Cabergoine is another dopamine agonist. Unlike other agonists, cabergoline has a long half-life and therefore is administered twice weekly. It also appears to have fewer side effects compared to bromocriptine. Similar to bromocriptine, it can be given vaginally in the event of intolerable side effects. Due to its lower side effect profile and long half-life, cabergoline is often used as first line treatment except in patients who desire pregnancy (more data exist on the safety of bromocriptine exposure during early pregnancy). It is more expensive than bromocriptine.
Other Dopamine Agonists
Pergolide is a dopamine agonist used to treat Parkinson’s disease. It is less commonly used than bromocriptine but appears to be as effective. Another dopamine agonist, not available in the United States, but with efficacy comparable to that of bromocriptine, is quinagolide.
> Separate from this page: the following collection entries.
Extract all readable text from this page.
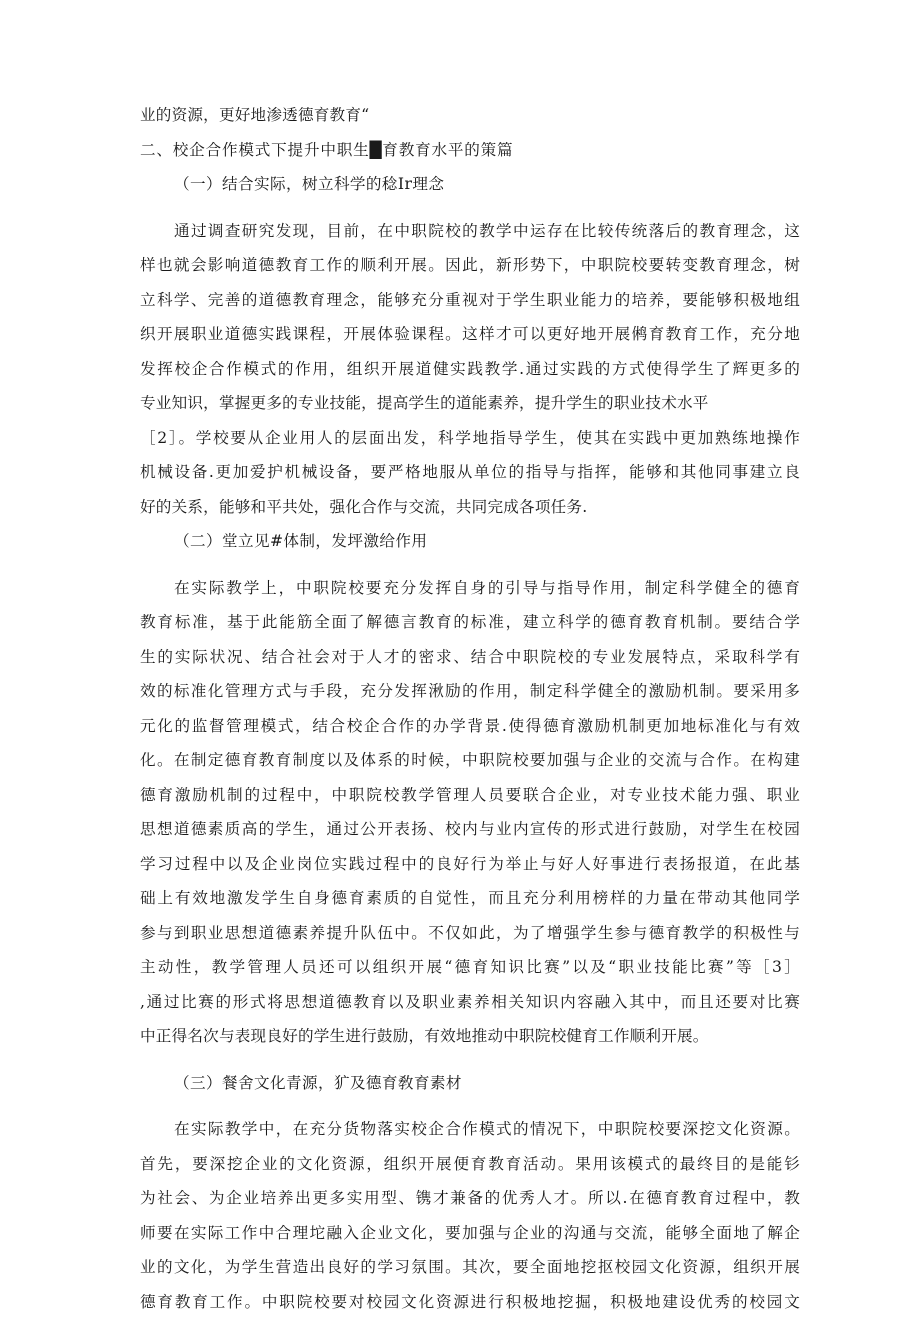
业的资源，更好地渗透德育教育“
二、校企合作模式下提升中职生█育教育水平的策篇
（一）结合实际，树立科学的稔Ir理念
通过调查研究发现，目前，在中职院校的教学中运存在比较传统落后的教育理念，这
样也就会影响道德教育工作的顺利开展。因此，新形势下，中职院校要转变教育理念，树
立科学、完善的道德教育理念，能够充分重视对于学生职业能力的培养，要能够积极地组
织开展职业道德实践课程，开展体验课程。这样才可以更好地开展鸺育教育工作，充分地
发挥校企合作模式的作用，组织开展道健实践教学.通过实践的方式使得学生了辉更多的
专业知识，掌握更多的专业技能，提高学生的道能素养，提升学生的职业技术水平
［2］。学校要从企业用人的层面出发，科学地指导学生，使其在实践中更加熟练地操作
机械设备.更加爱护机械设备，要严格地服从单位的指导与指挥，能够和其他同事建立良
好的关系，能够和平共处，强化合作与交流，共同完成各项任务.
（二）堂立见#体制，发坪激给作用
在实际教学上，中职院校要充分发挥自身的引导与指导作用，制定科学健全的德育
教育标准，基于此能筋全面了解德言教育的标准，建立科学的德育教育机制。要结合学
生的实际状况、结合社会对于人才的密求、结合中职院校的专业发展特点，采取科学有
效的标准化管理方式与手段，充分发挥湫励的作用，制定科学健全的激励机制。要采用多
元化的监督管理模式，结合校企合作的办学背景.使得德育激励机制更加地标准化与有效
化。在制定德育教育制度以及体系的时候，中职院校要加强与企业的交流与合作。在构建
德育激励机制的过程中，中职院校教学管理人员要联合企业，对专业技术能力强、职业
思想道德素质高的学生，通过公开表扬、校内与业内宣传的形式进行鼓励，对学生在校园
学习过程中以及企业岗位实践过程中的良好行为举止与好人好事进行表扬报道，在此基
础上有效地激发学生自身德育素质的自觉性，而且充分利用榜样的力量在带动其他同学
参与到职业思想道德素养提升队伍中。不仅如此，为了增强学生参与德育教学的积极性与
主动性，教学管理人员还可以组织开展“德育知识比赛”以及“职业技能比赛”等［3］
,通过比赛的形式将思想道德教育以及职业素养相关知识内容融入其中，而且还要对比赛
中正得名次与表现良好的学生进行鼓励，有效地推动中职院校健育工作顺利开展。
（三）餐舍文化青源，犷及德育敎育素材
在实际教学中，在充分货物落实校企合作模式的情况下，中职院校要深挖文化资源。
首先，要深挖企业的文化资源，组织开展便育教育活动。果用该模式的最终目的是能钐
为社会、为企业培养出更多实用型、镌才兼备的优秀人才。所以.在德育教育过程中，教
师要在实际工作中合理坨融入企业文化，要加强与企业的沟通与交流，能够全面地了解企
业的文化，为学生营造出良好的学习氛围。其次，要全面地挖抠校园文化资源，组织开展
德育教育工作。中职院校要对校园文化资源进行积极地挖掘，积极地建设优秀的校园文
Surgery should not be offered as first line therapy due to lower success rates compared to medical therapy and a higher complication rate. The surgical cure rate for microadenomas is in the range of 50-60%, while for macroadenomas it is about 25%. Complications include visual loss, other cranial nerve injuries (CN III, IV, V), cerebrospinal fluid rhinorrhea, meningitis, and damage to other pituitary cells. Surgical mortality for macroadenomas is about 0.9%, while morbidity is 6-20%.
Radiotherapy is generally considered as third line treatment due to the high success rates of medical therapy and surgery when indicated.